なんでこの場所は、こんなに物寂しいのだろう。ふと、そんなことを考えた。
さっきから黙って掃除していたせいだろうか。壊れた家具の破片や、ゴミの裏に隠れた細かな汚れを目に入れるたび、この部屋はもう死んでしまっているんじゃないかと錯覚する。
この部屋が、生き返るときが来るんだろうか。あてのない作業の先に、ちゃんとゴールがあるんだろうか。

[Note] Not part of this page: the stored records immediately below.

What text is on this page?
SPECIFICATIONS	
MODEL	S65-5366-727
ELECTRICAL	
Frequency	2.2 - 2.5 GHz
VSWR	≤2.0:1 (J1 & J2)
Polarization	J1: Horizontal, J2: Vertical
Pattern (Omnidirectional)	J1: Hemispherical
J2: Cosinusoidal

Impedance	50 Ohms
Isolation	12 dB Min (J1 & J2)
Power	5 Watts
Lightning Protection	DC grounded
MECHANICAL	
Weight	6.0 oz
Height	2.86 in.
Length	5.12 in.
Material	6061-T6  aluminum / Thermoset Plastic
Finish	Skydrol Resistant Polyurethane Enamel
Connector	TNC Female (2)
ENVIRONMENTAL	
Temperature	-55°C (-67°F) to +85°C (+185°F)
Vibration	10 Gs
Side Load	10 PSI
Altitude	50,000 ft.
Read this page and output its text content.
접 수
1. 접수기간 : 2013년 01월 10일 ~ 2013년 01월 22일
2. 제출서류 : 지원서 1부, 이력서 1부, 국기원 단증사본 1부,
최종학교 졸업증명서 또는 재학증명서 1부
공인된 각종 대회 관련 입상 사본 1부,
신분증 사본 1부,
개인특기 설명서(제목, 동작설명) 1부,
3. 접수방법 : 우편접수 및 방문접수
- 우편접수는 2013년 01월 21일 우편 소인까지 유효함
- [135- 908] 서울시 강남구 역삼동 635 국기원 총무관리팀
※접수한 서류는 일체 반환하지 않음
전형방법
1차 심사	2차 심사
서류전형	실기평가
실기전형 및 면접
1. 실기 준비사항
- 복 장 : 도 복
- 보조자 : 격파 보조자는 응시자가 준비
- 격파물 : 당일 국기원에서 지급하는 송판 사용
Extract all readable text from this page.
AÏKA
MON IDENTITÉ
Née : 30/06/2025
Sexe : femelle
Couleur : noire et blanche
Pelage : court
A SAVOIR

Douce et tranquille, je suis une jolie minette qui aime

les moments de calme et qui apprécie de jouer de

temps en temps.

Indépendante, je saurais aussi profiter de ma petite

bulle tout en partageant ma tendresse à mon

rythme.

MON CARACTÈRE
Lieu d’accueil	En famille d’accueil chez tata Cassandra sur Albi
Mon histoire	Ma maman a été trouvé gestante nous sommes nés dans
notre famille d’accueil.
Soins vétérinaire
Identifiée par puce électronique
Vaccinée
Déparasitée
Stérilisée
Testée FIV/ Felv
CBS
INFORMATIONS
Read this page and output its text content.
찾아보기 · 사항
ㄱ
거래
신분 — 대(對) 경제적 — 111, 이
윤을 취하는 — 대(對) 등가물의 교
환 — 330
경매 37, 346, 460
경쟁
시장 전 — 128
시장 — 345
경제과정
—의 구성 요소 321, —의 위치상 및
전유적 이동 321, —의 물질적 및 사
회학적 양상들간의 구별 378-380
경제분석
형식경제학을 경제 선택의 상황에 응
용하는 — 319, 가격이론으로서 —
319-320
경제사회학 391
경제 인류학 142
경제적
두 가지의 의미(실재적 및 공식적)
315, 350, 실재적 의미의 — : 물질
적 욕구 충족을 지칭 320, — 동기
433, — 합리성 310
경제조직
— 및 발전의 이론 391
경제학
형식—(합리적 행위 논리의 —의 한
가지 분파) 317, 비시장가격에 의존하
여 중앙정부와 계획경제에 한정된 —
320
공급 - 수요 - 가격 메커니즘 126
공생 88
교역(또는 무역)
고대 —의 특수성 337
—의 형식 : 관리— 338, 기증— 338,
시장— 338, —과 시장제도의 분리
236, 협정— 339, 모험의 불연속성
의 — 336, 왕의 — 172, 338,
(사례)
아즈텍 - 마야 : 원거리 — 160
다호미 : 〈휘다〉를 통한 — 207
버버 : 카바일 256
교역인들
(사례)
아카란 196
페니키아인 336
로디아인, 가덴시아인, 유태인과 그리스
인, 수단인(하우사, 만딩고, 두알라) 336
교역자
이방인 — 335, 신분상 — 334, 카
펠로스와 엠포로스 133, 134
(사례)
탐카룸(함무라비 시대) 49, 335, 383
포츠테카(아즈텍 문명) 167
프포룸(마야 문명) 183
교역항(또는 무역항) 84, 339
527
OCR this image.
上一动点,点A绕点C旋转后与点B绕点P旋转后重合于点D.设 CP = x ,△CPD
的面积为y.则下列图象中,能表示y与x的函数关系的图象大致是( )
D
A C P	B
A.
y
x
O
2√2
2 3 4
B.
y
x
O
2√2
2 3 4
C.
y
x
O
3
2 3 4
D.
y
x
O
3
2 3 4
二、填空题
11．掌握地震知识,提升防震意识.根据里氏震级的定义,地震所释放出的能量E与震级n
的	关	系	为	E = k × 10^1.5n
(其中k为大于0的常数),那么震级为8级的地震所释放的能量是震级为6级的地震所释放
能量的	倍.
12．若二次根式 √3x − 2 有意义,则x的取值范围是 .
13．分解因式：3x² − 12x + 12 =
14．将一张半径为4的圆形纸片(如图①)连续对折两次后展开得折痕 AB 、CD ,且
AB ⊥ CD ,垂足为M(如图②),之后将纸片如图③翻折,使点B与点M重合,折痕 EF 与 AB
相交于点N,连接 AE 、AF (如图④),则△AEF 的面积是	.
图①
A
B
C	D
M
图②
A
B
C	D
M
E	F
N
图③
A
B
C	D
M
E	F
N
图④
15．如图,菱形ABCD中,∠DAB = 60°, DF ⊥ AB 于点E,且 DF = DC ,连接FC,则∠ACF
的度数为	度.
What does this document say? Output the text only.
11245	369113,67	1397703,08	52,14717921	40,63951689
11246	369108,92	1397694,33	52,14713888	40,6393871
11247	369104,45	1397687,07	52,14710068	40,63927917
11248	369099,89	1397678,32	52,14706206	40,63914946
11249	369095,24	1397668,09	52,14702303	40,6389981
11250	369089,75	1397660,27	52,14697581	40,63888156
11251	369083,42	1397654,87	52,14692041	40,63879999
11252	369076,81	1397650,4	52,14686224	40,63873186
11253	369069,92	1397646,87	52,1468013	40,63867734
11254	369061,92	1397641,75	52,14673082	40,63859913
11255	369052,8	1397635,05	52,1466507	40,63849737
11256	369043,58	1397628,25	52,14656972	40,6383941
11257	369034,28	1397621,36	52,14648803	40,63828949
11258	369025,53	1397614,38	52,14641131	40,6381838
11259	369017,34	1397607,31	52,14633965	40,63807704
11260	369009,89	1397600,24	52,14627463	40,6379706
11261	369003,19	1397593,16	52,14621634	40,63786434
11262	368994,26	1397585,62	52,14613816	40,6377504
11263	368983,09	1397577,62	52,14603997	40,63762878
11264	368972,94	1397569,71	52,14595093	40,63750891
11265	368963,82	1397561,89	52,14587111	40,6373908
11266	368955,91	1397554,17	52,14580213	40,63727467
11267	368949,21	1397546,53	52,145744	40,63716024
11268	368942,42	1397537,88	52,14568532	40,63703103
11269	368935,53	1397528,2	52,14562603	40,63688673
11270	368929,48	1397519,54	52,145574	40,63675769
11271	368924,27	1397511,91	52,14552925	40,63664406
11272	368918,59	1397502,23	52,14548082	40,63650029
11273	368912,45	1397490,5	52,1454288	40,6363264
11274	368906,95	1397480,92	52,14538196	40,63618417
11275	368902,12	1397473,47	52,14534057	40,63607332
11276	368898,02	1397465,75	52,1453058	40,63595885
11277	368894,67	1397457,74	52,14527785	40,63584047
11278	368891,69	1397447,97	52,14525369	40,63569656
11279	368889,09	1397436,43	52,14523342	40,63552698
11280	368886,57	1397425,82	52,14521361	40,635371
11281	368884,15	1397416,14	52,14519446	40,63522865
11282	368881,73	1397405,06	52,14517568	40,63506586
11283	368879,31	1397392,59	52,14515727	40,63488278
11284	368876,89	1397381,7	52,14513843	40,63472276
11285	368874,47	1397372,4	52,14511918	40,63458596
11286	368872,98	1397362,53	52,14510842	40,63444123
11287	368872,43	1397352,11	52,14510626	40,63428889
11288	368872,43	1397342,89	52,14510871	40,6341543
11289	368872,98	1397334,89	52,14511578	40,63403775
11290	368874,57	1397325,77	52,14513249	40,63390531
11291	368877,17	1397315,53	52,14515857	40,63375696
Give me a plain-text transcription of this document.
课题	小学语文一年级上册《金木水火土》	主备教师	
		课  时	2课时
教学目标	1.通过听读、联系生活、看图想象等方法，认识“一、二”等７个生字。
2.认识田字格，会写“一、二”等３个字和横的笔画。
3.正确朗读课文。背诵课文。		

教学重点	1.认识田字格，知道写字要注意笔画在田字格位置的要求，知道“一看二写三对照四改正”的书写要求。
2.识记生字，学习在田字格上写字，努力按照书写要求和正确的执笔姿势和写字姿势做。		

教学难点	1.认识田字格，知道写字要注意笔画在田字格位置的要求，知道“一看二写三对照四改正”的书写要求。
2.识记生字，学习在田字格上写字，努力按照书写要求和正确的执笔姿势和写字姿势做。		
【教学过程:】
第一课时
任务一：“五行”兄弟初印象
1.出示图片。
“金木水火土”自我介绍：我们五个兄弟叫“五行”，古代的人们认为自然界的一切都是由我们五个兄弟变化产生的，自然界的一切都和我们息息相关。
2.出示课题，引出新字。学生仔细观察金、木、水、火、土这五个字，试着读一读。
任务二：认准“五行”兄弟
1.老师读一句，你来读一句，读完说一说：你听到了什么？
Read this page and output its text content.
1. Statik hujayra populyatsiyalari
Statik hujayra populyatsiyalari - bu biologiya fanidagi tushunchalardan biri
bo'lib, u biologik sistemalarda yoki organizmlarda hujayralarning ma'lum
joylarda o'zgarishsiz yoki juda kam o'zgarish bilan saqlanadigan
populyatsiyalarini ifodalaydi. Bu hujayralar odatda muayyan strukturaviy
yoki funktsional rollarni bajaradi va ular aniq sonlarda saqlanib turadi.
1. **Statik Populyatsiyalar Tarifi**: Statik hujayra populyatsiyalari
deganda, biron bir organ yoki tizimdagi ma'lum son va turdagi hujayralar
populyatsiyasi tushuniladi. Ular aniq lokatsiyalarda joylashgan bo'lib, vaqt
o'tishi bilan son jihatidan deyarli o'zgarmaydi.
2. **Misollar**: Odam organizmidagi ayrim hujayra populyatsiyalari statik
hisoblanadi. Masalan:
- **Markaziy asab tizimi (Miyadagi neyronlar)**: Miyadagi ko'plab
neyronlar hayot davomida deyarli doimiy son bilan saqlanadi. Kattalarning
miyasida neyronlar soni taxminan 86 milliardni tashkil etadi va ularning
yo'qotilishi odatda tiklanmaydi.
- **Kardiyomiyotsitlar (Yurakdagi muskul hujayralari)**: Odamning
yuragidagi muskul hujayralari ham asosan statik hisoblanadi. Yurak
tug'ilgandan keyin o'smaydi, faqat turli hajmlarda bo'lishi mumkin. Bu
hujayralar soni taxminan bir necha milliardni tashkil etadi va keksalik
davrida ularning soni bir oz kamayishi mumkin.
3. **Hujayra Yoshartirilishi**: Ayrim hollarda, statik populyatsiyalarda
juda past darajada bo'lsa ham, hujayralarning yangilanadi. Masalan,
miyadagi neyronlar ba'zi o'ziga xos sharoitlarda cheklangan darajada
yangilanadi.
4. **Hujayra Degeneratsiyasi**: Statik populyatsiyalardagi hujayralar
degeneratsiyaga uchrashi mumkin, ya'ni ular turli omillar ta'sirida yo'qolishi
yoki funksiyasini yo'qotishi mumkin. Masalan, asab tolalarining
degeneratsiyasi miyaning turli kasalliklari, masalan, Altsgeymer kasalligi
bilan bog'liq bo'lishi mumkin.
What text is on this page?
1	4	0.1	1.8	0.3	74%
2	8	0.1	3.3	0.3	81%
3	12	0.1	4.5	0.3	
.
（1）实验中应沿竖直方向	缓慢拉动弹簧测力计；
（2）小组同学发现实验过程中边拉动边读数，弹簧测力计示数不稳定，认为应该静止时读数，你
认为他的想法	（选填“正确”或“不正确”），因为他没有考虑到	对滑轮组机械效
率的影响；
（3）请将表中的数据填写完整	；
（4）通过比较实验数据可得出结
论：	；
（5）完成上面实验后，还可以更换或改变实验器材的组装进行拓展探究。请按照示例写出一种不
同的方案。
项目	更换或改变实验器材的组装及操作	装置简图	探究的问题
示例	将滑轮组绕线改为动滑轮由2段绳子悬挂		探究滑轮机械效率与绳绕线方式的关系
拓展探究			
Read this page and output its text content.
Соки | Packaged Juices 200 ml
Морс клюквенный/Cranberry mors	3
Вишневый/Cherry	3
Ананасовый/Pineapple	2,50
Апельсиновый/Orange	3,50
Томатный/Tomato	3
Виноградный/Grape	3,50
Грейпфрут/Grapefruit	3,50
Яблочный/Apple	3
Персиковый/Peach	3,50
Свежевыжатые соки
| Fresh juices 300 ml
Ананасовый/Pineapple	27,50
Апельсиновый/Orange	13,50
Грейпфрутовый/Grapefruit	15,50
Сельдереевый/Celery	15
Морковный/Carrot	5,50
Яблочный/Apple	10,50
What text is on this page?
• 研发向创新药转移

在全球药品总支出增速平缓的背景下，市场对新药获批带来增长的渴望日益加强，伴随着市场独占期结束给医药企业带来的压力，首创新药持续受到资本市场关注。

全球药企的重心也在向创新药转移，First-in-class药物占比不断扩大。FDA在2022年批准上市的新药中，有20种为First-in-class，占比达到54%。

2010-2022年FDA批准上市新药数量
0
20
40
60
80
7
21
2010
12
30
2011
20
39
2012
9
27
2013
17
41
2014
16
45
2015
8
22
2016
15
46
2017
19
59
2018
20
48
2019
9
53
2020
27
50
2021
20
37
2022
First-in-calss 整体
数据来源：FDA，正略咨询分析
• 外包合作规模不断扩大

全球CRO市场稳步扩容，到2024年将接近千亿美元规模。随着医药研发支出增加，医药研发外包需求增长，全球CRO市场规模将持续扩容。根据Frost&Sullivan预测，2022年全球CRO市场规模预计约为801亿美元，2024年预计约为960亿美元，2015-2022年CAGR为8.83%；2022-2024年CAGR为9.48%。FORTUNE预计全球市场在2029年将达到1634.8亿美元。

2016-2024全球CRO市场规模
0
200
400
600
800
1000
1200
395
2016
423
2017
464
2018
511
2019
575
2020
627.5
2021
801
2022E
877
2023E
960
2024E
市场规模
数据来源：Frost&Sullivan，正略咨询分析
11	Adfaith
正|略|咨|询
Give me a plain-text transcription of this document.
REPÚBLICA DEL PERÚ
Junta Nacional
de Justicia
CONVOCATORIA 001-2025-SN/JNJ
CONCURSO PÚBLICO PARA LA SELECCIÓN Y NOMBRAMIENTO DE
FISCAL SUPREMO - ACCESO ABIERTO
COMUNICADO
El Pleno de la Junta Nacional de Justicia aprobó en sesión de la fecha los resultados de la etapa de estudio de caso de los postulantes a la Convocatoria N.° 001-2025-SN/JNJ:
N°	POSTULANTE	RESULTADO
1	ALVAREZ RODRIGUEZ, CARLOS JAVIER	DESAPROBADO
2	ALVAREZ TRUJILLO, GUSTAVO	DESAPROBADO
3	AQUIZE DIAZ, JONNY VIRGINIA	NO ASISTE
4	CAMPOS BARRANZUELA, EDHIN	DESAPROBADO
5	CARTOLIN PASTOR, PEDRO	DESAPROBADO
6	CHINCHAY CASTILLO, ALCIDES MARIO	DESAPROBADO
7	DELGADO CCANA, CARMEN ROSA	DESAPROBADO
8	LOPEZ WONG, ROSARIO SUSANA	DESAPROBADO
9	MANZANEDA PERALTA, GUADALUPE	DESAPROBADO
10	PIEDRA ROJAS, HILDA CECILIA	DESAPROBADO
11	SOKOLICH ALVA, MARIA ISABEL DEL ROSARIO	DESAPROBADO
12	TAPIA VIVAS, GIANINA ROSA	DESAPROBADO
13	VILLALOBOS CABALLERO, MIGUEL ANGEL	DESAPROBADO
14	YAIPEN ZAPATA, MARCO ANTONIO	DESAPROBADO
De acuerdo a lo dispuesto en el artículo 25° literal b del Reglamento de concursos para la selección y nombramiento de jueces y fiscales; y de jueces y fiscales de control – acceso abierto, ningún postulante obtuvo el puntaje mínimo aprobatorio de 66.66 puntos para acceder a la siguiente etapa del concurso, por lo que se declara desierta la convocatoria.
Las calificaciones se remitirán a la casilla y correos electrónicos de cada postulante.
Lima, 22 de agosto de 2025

今日最後の一袋と決めていたゴミ袋を縛りあげたとき、西川が同じように並んで立った。
「疲れたね~」
ビニール手袋を外して、ぷらぷらと手を宙に散らす。
「しばらく自分の家の掃除はできそうにないな。家でも掃除してたら気が狂いそうだ」
「同感~」
もう切り上げ時だ。江南さんもそう思っているらしく、だるそうにこちらに歩み寄ってきた。それから言う。
「お疲れ。今日も助かった」
「梨沙ちゃんのためだから当たり前だよ~。明日もやる?」
「そうしてもらえると助かるけど……」
ちらっと俺を見てきたので、仕方なく「大丈夫」と返してやった。
「そ。じゃあ、明日もよろしく」
「はいはい~」
江南さんの部屋に置いていた荷物を回収し、玄関まで向かう。靴を履いている最中に、また江南さんに声をかけられた。
「あのさ」
「なに?」
ゴミが積みあがっているせいで、靴を履くだけでも一苦労だ。一部を江南さんの部屋に押し込んだことで、ようやく通れるスペースを作ることができた。江南さんが考え込んでいるようなので、待っている間に靴を履き終わってしまった。
「梨沙ちゃんどうしたの~?」
隣の西川が、ニコニコと笑いながらそう尋ねる。その笑顔で少し気が楽になったのか、ようやく江南さんが口を開いた。
「あんたら、よく引かないよね」
今日に限っては、江南さんから自信が失われている。しゃべり方や細かな立ち居振る舞いに変化はないけれど、その言葉の一つ一つに違和感を覚えてしまう。
戸惑っていないのは、西川だけだ。
「こんなの背負わせて、重いんじゃないかって思ってる?」
何気なく発せられた西川の言葉に、江南さんがうなずく。
「あんまり人に頼むようなことじゃなかったかもしれない」
「でも、頼みたいって思ったから、こうしたわけでしょ。あたしは気にしてないよ~」
「ほんとに?」
「あのね、梨沙ちゃん」
珍しく真面目な顔になった西川は、江南さんの肩に手を置いた。
「難しいことを考えすぎだよ。わたしは、梨沙ちゃんを助けたいだけ。考えすぎてると、自分がホントは何がしたいかわからなくなっちゃうよ。だからシンプルでいいの。梨沙ちゃんは助けてもらいたい。わたしは助けたい。なおっちだって、そういう気持ちがあるからそうしているだけだと思う。じゃなければ引き受けないって」
「まぁ……」
こればかりは西川の言う通りだ。
江南さんは、一応納得したらしく、「そ」といつものように返すだけだった。
俺と西川は、マンションから出て駅まで並んで歩く。西川は、どうでもいいことをしきりに話しながら、ころころと表情を変えている。
そういえば、俺は西川のことをあんまり知らないんだよな……。
俺は、何となく不思議な気持ちで見ていた。
どうやって江南さんと仲良くなったとか。家ではどんな風に過ごしているのかとか。自分のことを話さないという意味では、西川も江南さんも近いところがあるのかもしれない。
「どうした?」
返事をしない俺に、西川が怪訝そうな顔をする。俺は、なんでもないと答えて、また歩き始めた。